La tasse encore chaude contre ses lèvres, Céleste observait avec attention les nouvelles plantations de son ami. Il avait rajouté quelques légumes mais les nouvelles fleurs... Elle n'avait pas remarqué ces nouvelles-là, entre les œillets et tulipes, plusieurs lilas s'élevaient tranquillement.
Est-ce que Lahssen les avait plantées là parce qu'il les appréciait ou parce qu'il savait que c'étaient ses préférées ? C'était peu être un peu trop s'avancer mais si c'était le cas...

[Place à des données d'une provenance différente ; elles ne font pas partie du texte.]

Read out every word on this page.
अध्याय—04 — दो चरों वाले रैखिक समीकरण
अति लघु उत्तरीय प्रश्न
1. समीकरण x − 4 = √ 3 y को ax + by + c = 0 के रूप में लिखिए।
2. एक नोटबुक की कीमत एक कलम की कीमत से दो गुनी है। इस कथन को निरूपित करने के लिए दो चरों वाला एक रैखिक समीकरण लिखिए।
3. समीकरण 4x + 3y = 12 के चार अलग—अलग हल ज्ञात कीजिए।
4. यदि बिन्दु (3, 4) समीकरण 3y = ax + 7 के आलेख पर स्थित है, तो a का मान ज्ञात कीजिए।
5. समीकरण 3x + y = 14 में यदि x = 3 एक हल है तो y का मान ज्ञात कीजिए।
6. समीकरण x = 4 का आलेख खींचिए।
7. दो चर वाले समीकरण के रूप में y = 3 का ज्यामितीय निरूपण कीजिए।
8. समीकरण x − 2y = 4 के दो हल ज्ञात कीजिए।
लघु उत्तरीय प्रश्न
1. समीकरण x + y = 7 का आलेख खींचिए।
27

« Merci pour le thé, mamie.
— C'était pour me resservir.
— Eh bien c'est pour moi, maintenant. »
Tout en s'asseyant à sa droite, le brun posa sur la table son propre repas, attrapa malgré tout l'un des biscuits que l'instructrice s'était prise.
« Tu as les mêmes.
— Ils sont meilleurs chez toi. »
Alors en fit de même, tout en poussant ceux qui lui restaient loin de ces mains voleuses.
« Tu as bien dormi ?
— Pas assez. Et toi ?
— Plutôt, oui. J'aurai aimé continuer mais la faim m'a réveillé. »

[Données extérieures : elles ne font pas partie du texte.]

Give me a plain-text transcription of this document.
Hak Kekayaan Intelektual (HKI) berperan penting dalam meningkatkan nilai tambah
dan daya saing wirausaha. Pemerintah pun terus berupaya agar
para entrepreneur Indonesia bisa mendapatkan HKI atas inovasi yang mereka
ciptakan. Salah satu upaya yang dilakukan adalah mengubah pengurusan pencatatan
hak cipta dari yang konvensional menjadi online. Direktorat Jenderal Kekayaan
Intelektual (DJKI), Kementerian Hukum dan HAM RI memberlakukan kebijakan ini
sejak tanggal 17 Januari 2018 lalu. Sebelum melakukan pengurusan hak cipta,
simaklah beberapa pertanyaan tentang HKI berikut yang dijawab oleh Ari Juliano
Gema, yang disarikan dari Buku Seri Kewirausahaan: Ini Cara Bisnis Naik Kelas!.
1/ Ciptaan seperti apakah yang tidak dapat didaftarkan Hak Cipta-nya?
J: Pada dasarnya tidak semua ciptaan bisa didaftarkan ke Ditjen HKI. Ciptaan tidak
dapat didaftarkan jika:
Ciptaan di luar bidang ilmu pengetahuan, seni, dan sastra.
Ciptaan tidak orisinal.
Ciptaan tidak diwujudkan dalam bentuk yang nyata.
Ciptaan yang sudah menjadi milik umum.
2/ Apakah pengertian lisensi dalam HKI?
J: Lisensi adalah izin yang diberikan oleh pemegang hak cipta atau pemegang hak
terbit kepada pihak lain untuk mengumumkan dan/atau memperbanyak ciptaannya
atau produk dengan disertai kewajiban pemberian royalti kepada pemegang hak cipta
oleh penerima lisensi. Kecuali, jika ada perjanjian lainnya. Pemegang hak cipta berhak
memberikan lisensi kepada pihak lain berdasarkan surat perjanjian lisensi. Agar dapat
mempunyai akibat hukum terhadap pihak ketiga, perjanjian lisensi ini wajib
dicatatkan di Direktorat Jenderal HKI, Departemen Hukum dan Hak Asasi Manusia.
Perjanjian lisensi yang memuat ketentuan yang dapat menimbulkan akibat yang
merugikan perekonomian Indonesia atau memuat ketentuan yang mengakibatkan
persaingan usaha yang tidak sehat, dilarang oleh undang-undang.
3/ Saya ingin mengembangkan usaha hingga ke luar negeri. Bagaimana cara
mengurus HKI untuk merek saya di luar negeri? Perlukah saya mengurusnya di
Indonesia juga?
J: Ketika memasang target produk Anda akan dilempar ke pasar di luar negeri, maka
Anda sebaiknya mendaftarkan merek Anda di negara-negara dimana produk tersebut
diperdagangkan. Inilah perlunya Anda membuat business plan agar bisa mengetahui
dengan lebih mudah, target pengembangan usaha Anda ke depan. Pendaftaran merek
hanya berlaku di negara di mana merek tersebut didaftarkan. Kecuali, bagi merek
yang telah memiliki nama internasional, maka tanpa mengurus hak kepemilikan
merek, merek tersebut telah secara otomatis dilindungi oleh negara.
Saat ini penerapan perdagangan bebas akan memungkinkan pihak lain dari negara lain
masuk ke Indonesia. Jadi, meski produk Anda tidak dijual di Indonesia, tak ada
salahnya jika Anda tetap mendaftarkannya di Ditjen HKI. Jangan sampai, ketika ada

La noiraude hocha sa tête, continua à boire son thé. Très vite, le silence se fit entre eux, la contemplation de la nature revint. Ils profitaient silencieusement de cet instant, du moment de paix qu'ils pouvaient avoir. Quand ils étaient aux Brigades d'Entraînement, il fallait se lever tôt, s'occuper des jeunes, préparer les enseignements... Ils n'avaient pas le temps, eux aussi, de se reposer ; il fallait rester sur le qui-vive, prêt à intervenir au cas où, toujours présent pour des recrues dans le besoin.

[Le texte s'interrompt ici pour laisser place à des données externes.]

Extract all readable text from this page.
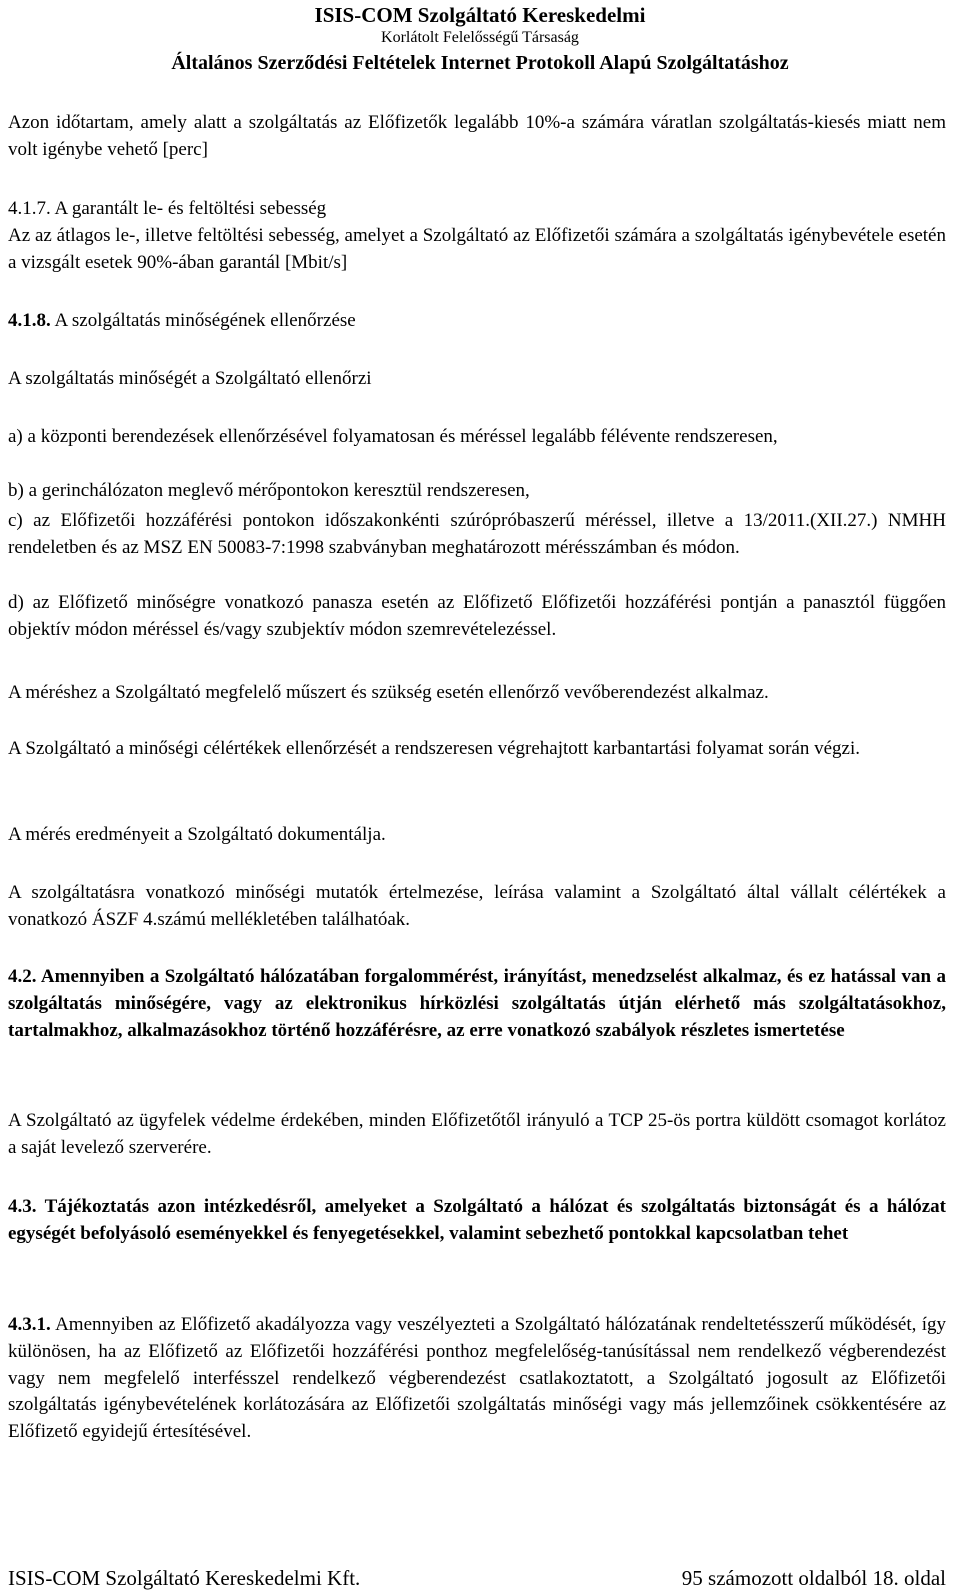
ISIS-COM Szolgáltató Kereskedelmi
Korlátolt Felelősségű Társaság
Általános Szerződési Feltételek Internet Protokoll Alapú Szolgáltatáshoz

Azon időtartam, amely alatt a szolgáltatás az Előfizetők legalább 10%-a számára váratlan szolgáltatás-kiesés miatt nem volt igénybe vehető [perc]

4.1.7. A garantált le- és feltöltési sebesség

Az az átlagos le-, illetve feltöltési sebesség, amelyet a Szolgáltató az Előfizetői számára a szolgáltatás igénybevétele esetén a vizsgált esetek 90%-ában garantál [Mbit/s]

4.1.8. A szolgáltatás minőségének ellenőrzése

A szolgáltatás minőségét a Szolgáltató ellenőrzi

a) a központi berendezések ellenőrzésével folyamatosan és méréssel legalább félévente rendszeresen,

b) a gerinchálózaton meglevő mérőpontokon keresztül rendszeresen,

c) az Előfizetői hozzáférési pontokon időszakonkénti szúrópróbaszerű méréssel, illetve a 13/2011.(XII.27.) NMHH rendeletben és az MSZ EN 50083-7:1998 szabványban meghatározott mérésszámban és módon.

d) az Előfizető minőségre vonatkozó panasza esetén az Előfizető Előfizetői hozzáférési pontján a panasztól függően objektív módon méréssel és/vagy szubjektív módon szemrevételezéssel.

A méréshez a Szolgáltató megfelelő műszert és szükség esetén ellenőrző vevőberendezést alkalmaz.

A Szolgáltató a minőségi célértékek ellenőrzését a rendszeresen végrehajtott karbantartási folyamat során végzi.

A mérés eredményeit a Szolgáltató dokumentálja.

A szolgáltatásra vonatkozó minőségi mutatók értelmezése, leírása valamint a Szolgáltató által vállalt célértékek a vonatkozó ÁSZF 4.számú mellékletében találhatóak.

4.2. Amennyiben a Szolgáltató hálózatában forgalommérést, irányítást, menedzselést alkalmaz, és ez hatással van a szolgáltatás minőségére, vagy az elektronikus hírközlési szolgáltatás útján elérhető más szolgáltatásokhoz, tartalmakhoz, alkalmazásokhoz történő hozzáférésre, az erre vonatkozó szabályok részletes ismertetése

A Szolgáltató az ügyfelek védelme érdekében, minden Előfizetőtől irányuló a TCP 25-ös portra küldött csomagot korlátoz a saját levelező szerverére.

4.3. Tájékoztatás azon intézkedésről, amelyeket a Szolgáltató a hálózat és szolgáltatás biztonságát és a hálózat egységét befolyásoló eseményekkel és fenyegetésekkel, valamint sebezhető pontokkal kapcsolatban tehet

4.3.1. Amennyiben az Előfizető akadályozza vagy veszélyezteti a Szolgáltató hálózatának rendeltetésszerű működését, így különösen, ha az Előfizető az Előfizetői hozzáférési ponthoz megfelelőség-tanúsítással nem rendelkező végberendezést vagy nem megfelelő interfésszel rendelkező végberendezést csatlakoztatott, a Szolgáltató jogosult az Előfizetői szolgáltatás igénybevételének korlátozására az Előfizetői szolgáltatás minőségi vagy más jellemzőinek csökkentésére az Előfizető egyidejű értesítésével.

ISIS-COM Szolgáltató Kereskedelmi Kft.	95 számozott oldalból 18. oldal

Mais là, à la maison, ils pouvaient suivre leur propre rythme, ne pas parler de la journée, rester tranquilles et ne pas bouger de leur fauteuil.
« Est-ce que tu veux aller voir ta famille aujourd'hui ? Si on se dépêche, on pourra y être pas trop tard.
— Hier soir, je t'aurai dit oui. Mais là, mon corps me fait trop souffrir.
— J'en aurai entendu des excuses de merde.
— D'accord. »
Un oiseau se posa dans l'herbe, sembla chercher une graine dans la terre du potager. Il s'envola aussitôt quand Lahssen fit un mouvement du pied dans sa direction. Plusieurs fois, il avait dit qu'il allait installer un épouvantail ici ; il ne l'avait toujours pas fait.
Et ils prévirent, au final, de se charger de ça mais le bruit de roues sur la route devant chez eux les intrigua.
« Tu attendais quelqu'un ?
— Non, tu es là. Je vais voir, reste là. »
Tout en râlant malgré tout, le brun se leva, partit à l'entrée. Peut-être que c'était quelqu'un qui s'était perdu ? C'était déjà arrivé, on pouvait facilement finir ici si on loupait le croisement pour la ville. Le son d'une discussion arriva aux oreilles de la femme, l'intrigua. Visiblement, c'était un homme. Il demandait sûrement son chemin, allait bientôt s'en aller. Tiens, d'ailleurs, le bruit des roues reprenaient, le voyageur devait avoir eu son compte...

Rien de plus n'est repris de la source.